A larger number of businesses also reported high turnover rates and challenges retaining staff, according to the latest Beige Book, which is typically released two weeks before each interest-rate meeting.

Inflation was modest, with selling prices climbing "only slightly," the report showed. Those incremental increases corroborate other recent inflation data. Mild price gains should help keep a floor under consumer spending that slowed in the first quarter — weakness that economists see dragging down the pace of expansion.

Housing Market

Home-sales growth also slowed over the period, while residential construction growth accelerated. The Beige Book report noted a lack of inventory that was restraining housing industry demand, matching other early-year government and private-sector reports.

The report made scant mention of weather that had the potential to interrupt activity, especially in the Northeast.
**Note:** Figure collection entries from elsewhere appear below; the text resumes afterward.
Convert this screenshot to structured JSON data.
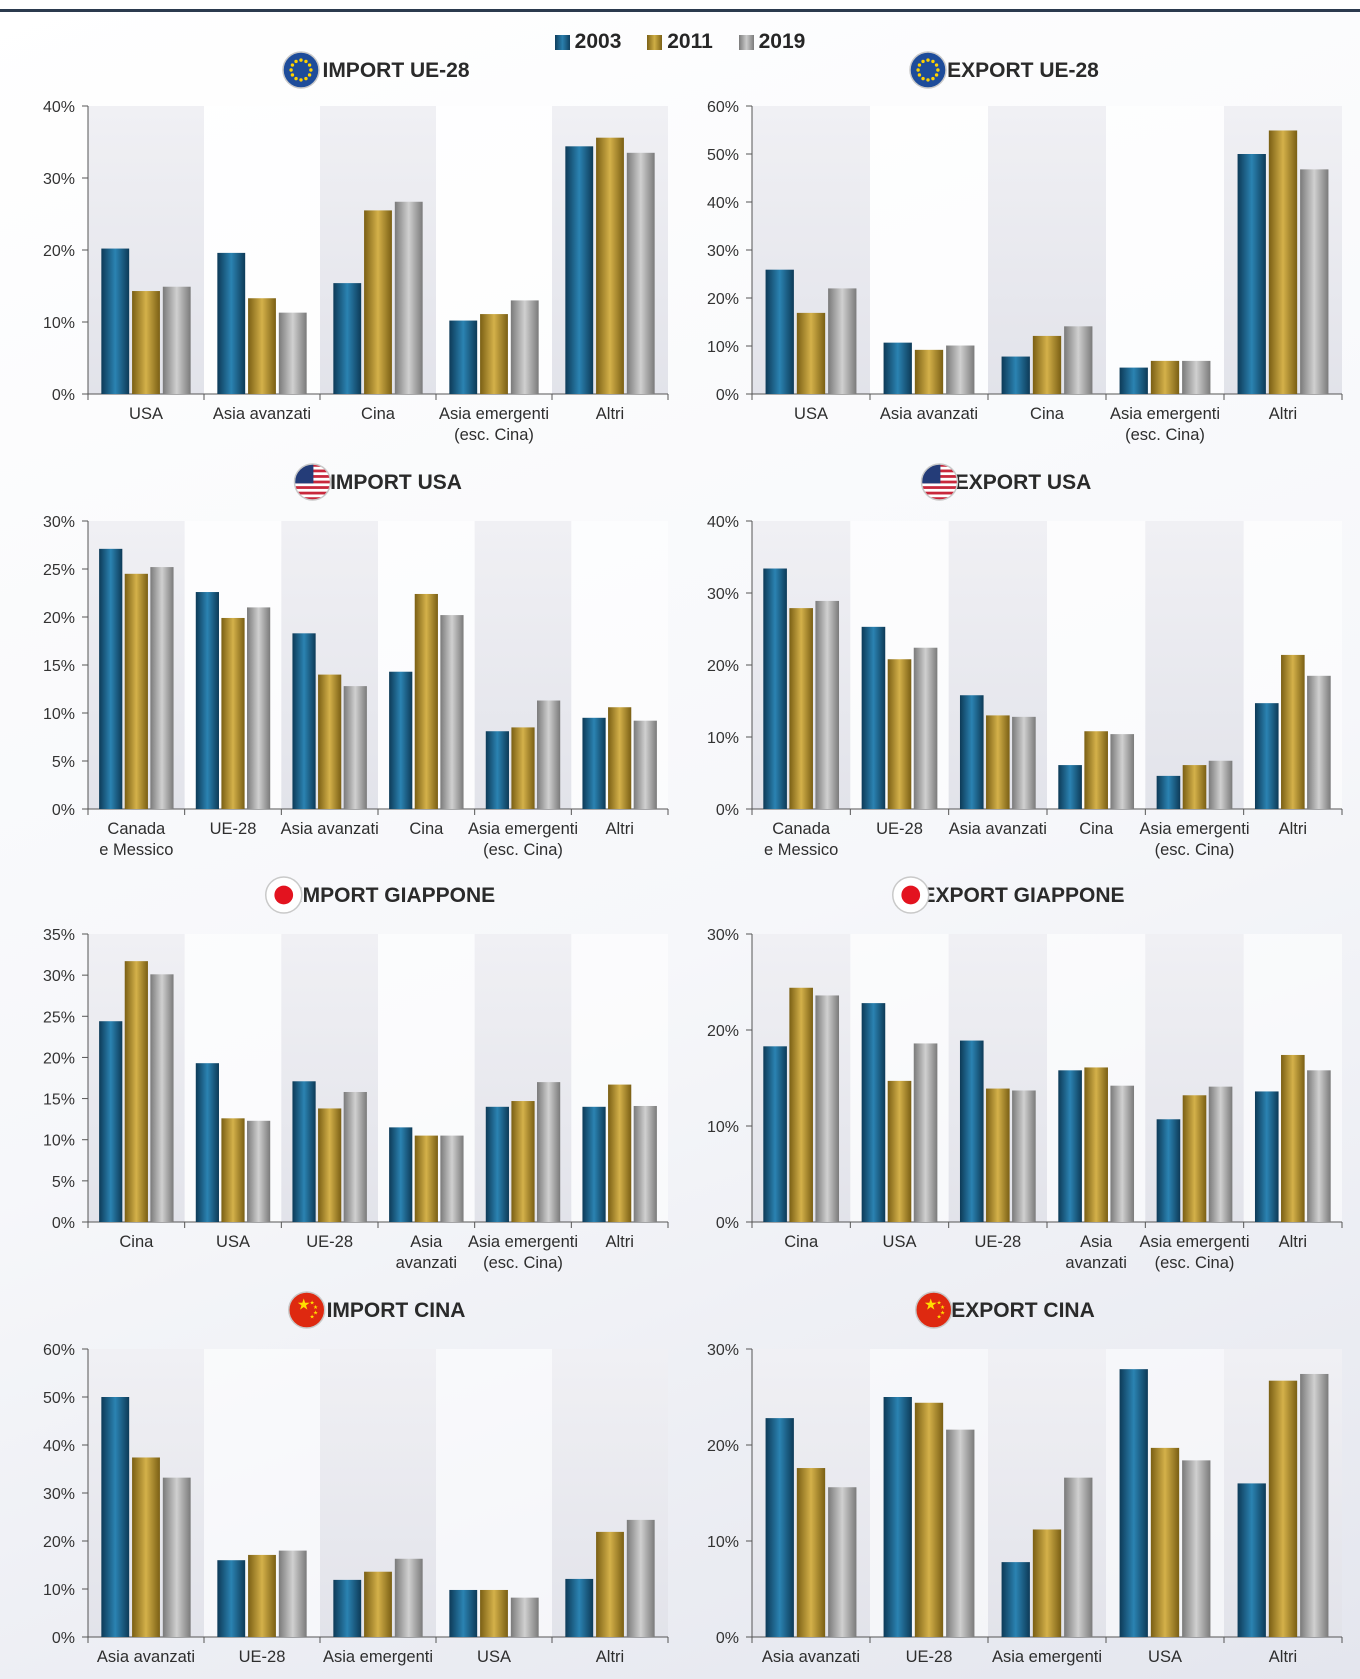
{
  "legend": {
    "items": [
      {
        "label": "2003",
        "color": "#1d5e85"
      },
      {
        "label": "2011",
        "color": "#a8882a"
      },
      {
        "label": "2019",
        "color": "#9d9d9d"
      }
    ]
  },
  "colors": {
    "band_even": "#e9eaef",
    "band_odd": "#ffffff",
    "axis": "#555555"
  },
  "chart_data": [
    {
      "type": "bar",
      "title": "IMPORT UE-28",
      "flag": "eu-flag-icon",
      "categories": [
        [
          "USA"
        ],
        [
          "Asia avanzati"
        ],
        [
          "Cina"
        ],
        [
          "Asia emergenti",
          "(esc. Cina)"
        ],
        [
          "Altri"
        ]
      ],
      "ylim": [
        0,
        40
      ],
      "yticks": [
        "0%",
        "10%",
        "20%",
        "30%",
        "40%"
      ],
      "series": [
        {
          "name": "2003",
          "values": [
            20.2,
            19.6,
            15.4,
            10.2,
            34.4
          ]
        },
        {
          "name": "2011",
          "values": [
            14.3,
            13.3,
            25.5,
            11.1,
            35.6
          ]
        },
        {
          "name": "2019",
          "values": [
            14.9,
            11.3,
            26.7,
            13.0,
            33.5
          ]
        }
      ]
    },
    {
      "type": "bar",
      "title": "EXPORT UE-28",
      "flag": "eu-flag-icon",
      "categories": [
        [
          "USA"
        ],
        [
          "Asia avanzati"
        ],
        [
          "Cina"
        ],
        [
          "Asia emergenti",
          "(esc. Cina)"
        ],
        [
          "Altri"
        ]
      ],
      "ylim": [
        0,
        60
      ],
      "yticks": [
        "0%",
        "10%",
        "20%",
        "30%",
        "40%",
        "50%",
        "60%"
      ],
      "series": [
        {
          "name": "2003",
          "values": [
            25.9,
            10.7,
            7.8,
            5.5,
            50.0
          ]
        },
        {
          "name": "2011",
          "values": [
            16.9,
            9.2,
            12.1,
            6.9,
            54.9
          ]
        },
        {
          "name": "2019",
          "values": [
            22.0,
            10.1,
            14.1,
            6.9,
            46.8
          ]
        }
      ]
    },
    {
      "type": "bar",
      "title": "IMPORT USA",
      "flag": "us-flag-icon",
      "categories": [
        [
          "Canada",
          "e Messico"
        ],
        [
          "UE-28"
        ],
        [
          "Asia avanzati"
        ],
        [
          "Cina"
        ],
        [
          "Asia emergenti",
          "(esc. Cina)"
        ],
        [
          "Altri"
        ]
      ],
      "ylim": [
        0,
        30
      ],
      "yticks": [
        "0%",
        "5%",
        "10%",
        "15%",
        "20%",
        "25%",
        "30%"
      ],
      "series": [
        {
          "name": "2003",
          "values": [
            27.1,
            22.6,
            18.3,
            14.3,
            8.1,
            9.5
          ]
        },
        {
          "name": "2011",
          "values": [
            24.5,
            19.9,
            14.0,
            22.4,
            8.5,
            10.6
          ]
        },
        {
          "name": "2019",
          "values": [
            25.2,
            21.0,
            12.8,
            20.2,
            11.3,
            9.2
          ]
        }
      ]
    },
    {
      "type": "bar",
      "title": "EXPORT USA",
      "flag": "us-flag-icon",
      "categories": [
        [
          "Canada",
          "e Messico"
        ],
        [
          "UE-28"
        ],
        [
          "Asia avanzati"
        ],
        [
          "Cina"
        ],
        [
          "Asia emergenti",
          "(esc. Cina)"
        ],
        [
          "Altri"
        ]
      ],
      "ylim": [
        0,
        40
      ],
      "yticks": [
        "0%",
        "10%",
        "20%",
        "30%",
        "40%"
      ],
      "series": [
        {
          "name": "2003",
          "values": [
            33.4,
            25.3,
            15.8,
            6.1,
            4.6,
            14.7
          ]
        },
        {
          "name": "2011",
          "values": [
            27.9,
            20.8,
            13.0,
            10.8,
            6.1,
            21.4
          ]
        },
        {
          "name": "2019",
          "values": [
            28.9,
            22.4,
            12.8,
            10.4,
            6.7,
            18.5
          ]
        }
      ]
    },
    {
      "type": "bar",
      "title": "IMPORT GIAPPONE",
      "flag": "japan-flag-icon",
      "categories": [
        [
          "Cina"
        ],
        [
          "USA"
        ],
        [
          "UE-28"
        ],
        [
          "Asia",
          "avanzati"
        ],
        [
          "Asia emergenti",
          "(esc. Cina)"
        ],
        [
          "Altri"
        ]
      ],
      "ylim": [
        0,
        35
      ],
      "yticks": [
        "0%",
        "5%",
        "10%",
        "15%",
        "20%",
        "25%",
        "30%",
        "35%"
      ],
      "series": [
        {
          "name": "2003",
          "values": [
            24.4,
            19.3,
            17.1,
            11.5,
            14.0,
            14.0
          ]
        },
        {
          "name": "2011",
          "values": [
            31.7,
            12.6,
            13.8,
            10.5,
            14.7,
            16.7
          ]
        },
        {
          "name": "2019",
          "values": [
            30.1,
            12.3,
            15.8,
            10.5,
            17.0,
            14.1
          ]
        }
      ]
    },
    {
      "type": "bar",
      "title": "EXPORT GIAPPONE",
      "flag": "japan-flag-icon",
      "categories": [
        [
          "Cina"
        ],
        [
          "USA"
        ],
        [
          "UE-28"
        ],
        [
          "Asia",
          "avanzati"
        ],
        [
          "Asia emergenti",
          "(esc. Cina)"
        ],
        [
          "Altri"
        ]
      ],
      "ylim": [
        0,
        30
      ],
      "yticks": [
        "0%",
        "10%",
        "20%",
        "30%"
      ],
      "series": [
        {
          "name": "2003",
          "values": [
            18.3,
            22.8,
            18.9,
            15.8,
            10.7,
            13.6
          ]
        },
        {
          "name": "2011",
          "values": [
            24.4,
            14.7,
            13.9,
            16.1,
            13.2,
            17.4
          ]
        },
        {
          "name": "2019",
          "values": [
            23.6,
            18.6,
            13.7,
            14.2,
            14.1,
            15.8
          ]
        }
      ]
    },
    {
      "type": "bar",
      "title": "IMPORT CINA",
      "flag": "china-flag-icon",
      "categories": [
        [
          "Asia avanzati"
        ],
        [
          "UE-28"
        ],
        [
          "Asia emergenti"
        ],
        [
          "USA"
        ],
        [
          "Altri"
        ]
      ],
      "ylim": [
        0,
        60
      ],
      "yticks": [
        "0%",
        "10%",
        "20%",
        "30%",
        "40%",
        "50%",
        "60%"
      ],
      "series": [
        {
          "name": "2003",
          "values": [
            50.0,
            16.0,
            11.9,
            9.8,
            12.1
          ]
        },
        {
          "name": "2011",
          "values": [
            37.4,
            17.1,
            13.6,
            9.8,
            21.9
          ]
        },
        {
          "name": "2019",
          "values": [
            33.2,
            18.0,
            16.3,
            8.2,
            24.4
          ]
        }
      ]
    },
    {
      "type": "bar",
      "title": "EXPORT CINA",
      "flag": "china-flag-icon",
      "categories": [
        [
          "Asia avanzati"
        ],
        [
          "UE-28"
        ],
        [
          "Asia emergenti"
        ],
        [
          "USA"
        ],
        [
          "Altri"
        ]
      ],
      "ylim": [
        0,
        30
      ],
      "yticks": [
        "0%",
        "10%",
        "20%",
        "30%"
      ],
      "series": [
        {
          "name": "2003",
          "values": [
            22.8,
            25.0,
            7.8,
            27.9,
            16.0
          ]
        },
        {
          "name": "2011",
          "values": [
            17.6,
            24.4,
            11.2,
            19.7,
            26.7
          ]
        },
        {
          "name": "2019",
          "values": [
            15.6,
            21.6,
            16.6,
            18.4,
            27.4
          ]
        }
      ]
    }
  ]
}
What's more, the New York region reported "little adverse effect from the mid-March snowstorm" and "tourism and travel activity generally picked up" across regions, according to the release.

The survey feedback from businesses across the nation follows the Fed's decision last month to raise the benchmark interest rate by a quarter percentage point for the third time since late 2015. Fed officials, who next meet May 2-3 in Washington, have forecast two more increases in 2017.

Inflation Pickup

The Fed's preferred measure of inflation finally climbed above the central bank's 2% goal, to 2.1%, in the 12 months through February. Excluding food and energy, prices from a year earlier rose 1.8%. For March, a separate gauge of consumer inflation slowed more than forecast.
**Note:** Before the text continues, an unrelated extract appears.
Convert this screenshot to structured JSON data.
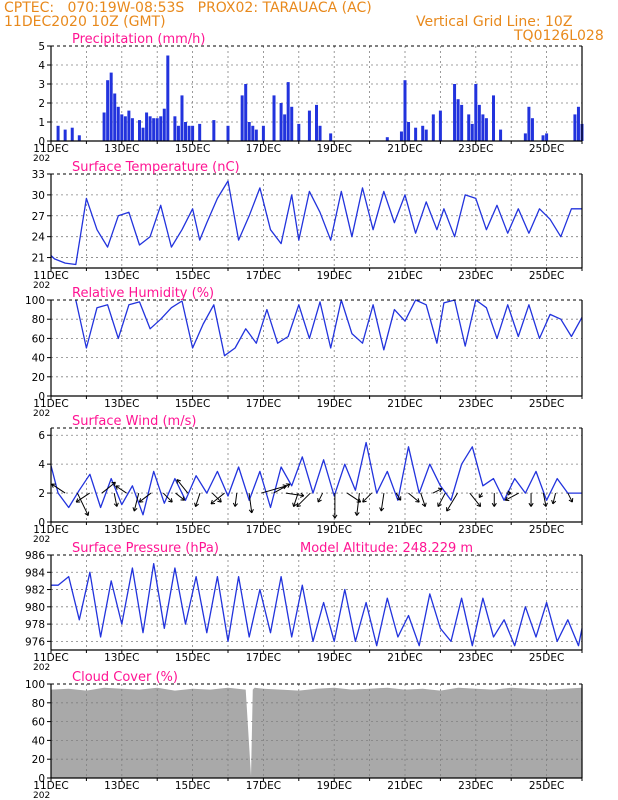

The jobless rate declined to 4.5% in March from 4.7% in the prior month, though employers added fewer workers and wage gains slowed, according to Labor Department figures.

The Fed's Beige Book, in noting the difficulty of many firms in finding the right workers, detailed the challenges of a respondent in the Boston district who had to eliminate two-thirds of applicants who didn't pass math and drug tests. Restaurant contacts in the same region expressed worry that changes to U.S. immigration policy would exacerbate labor shortages for summer hiring.